Exercise 3.9: Resource Types 
For each of the resource types just described, create a list of your favorite games that use resources of that type. If you can’t think of any games that use a particular type of resource, research games that do and play several of them.

    When I think of Lives, it reminds me of Super Meat Boy, where the player can see all of their previous incarnations die again in a playback upon completing the level. It's more a resource for the game to show you your improvements as a resolution than it is for the player. I think of Demon Souls, where the player can find bloodstains left by other players, and witness how they died to learn from it.

   Thinking of Units, brings me to Age Of Mythology, an RTS where the players align themselves with various diving pantheons to aid the various military units they mobilize against other players. They may boost their performance and or yield new types of units for battle.

   When I think of Power Ups, I think of Tank Ball 2, a flash, browser-based, lobby vehicle shooter I played endlessly as a child. The player starts on a random island with other players, able to shoot balls form their tank and various powerups scattered. A cube shaped power up would raise their tanks movement speed, and a spiked ball powerup would raise their attack power for a few shots, one giving a clear advantage, and the other forcing the player to be accurate.

   When I think of a game that uses Time as a resource I think of Minecraft. The game doesn't have anything to do except build, demanding infinite time from the player to harness resources and repurpose them for our own creative goals. The player gains what they put into it. While playing in creative mode, that resource consumption is greatly reduced as the player has access to unlimited resources, but I always found myself lacking the creativity brought on by scarcity of resources that occurs in survival mode. With limitless blocks I had no time to think or reflect on how the world can bend though my effort. I also think of Devil May Cry 4 (2008), where in the Bloody Palace game mode, the player is on a downward timer, to reach the end efficiently and stylishly. 

   When I think of Special terrain,  I think of the lack of it in the 2002 FromSoftware title Otogi: Myth Of Demon. The player is a cursed warrior spirit who must stay on land, as water leads to the afterlife. One level in particular tasked the player with sailing a ghost ship across a sea of unruly souls. Touching the water would rapidly drain the players 'soul' or health, but the player could be knocked off by the restless spirits attempting to sink the ship. The lack of usable terrain, and the introduction of deadly terrain upped the challenge significantly. Age of Mythology with it's gold mines also come to mind.


   When I think of Inventory  as a resource I think of Dead Space (2008). The player has to manage their inventory. They'll have to drop ammunition or health packs to carry more valuable resources to the store to sell, leaving them vulnerable in combat and forcing them to conserve ammunition. Resident Evil, and Skyrim also come to mind for the same reason.

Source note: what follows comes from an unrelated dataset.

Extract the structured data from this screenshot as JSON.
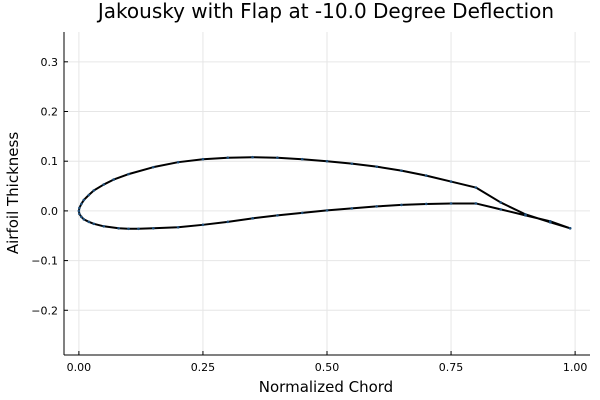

   When I think of Actions I think of Yu-Gi-Oh. I didn't understand at it as a kid, but you can use different actions; laying cards faced down, in defense position, in attack position, or discarding them to bluff your opponent as you would in poker. This becomes visibly stratified in competitive play where duelists may watch one another's behavior, because they can guess what cards are in their decks by what they've already played,  just like in Magic: The Gathering.

   When I think of Currency, gold is far too typical. I think of games like God of War and Devil May Cry where currency is the literal blood of your slain enemies, and you are rewarded more for performing better in game, using it to attain more power.

   When I think of Health I think of it's most unusual incarnations. I remember a game called El Shaddai: Ascension of the Metatron (2011), where the players health bar is their clothing, losing more of it as they sustain injury, or Uncharted, where the players health is their 'luck' running out, indicated by the use of color on screen, sliding into greyscale as the players nears death.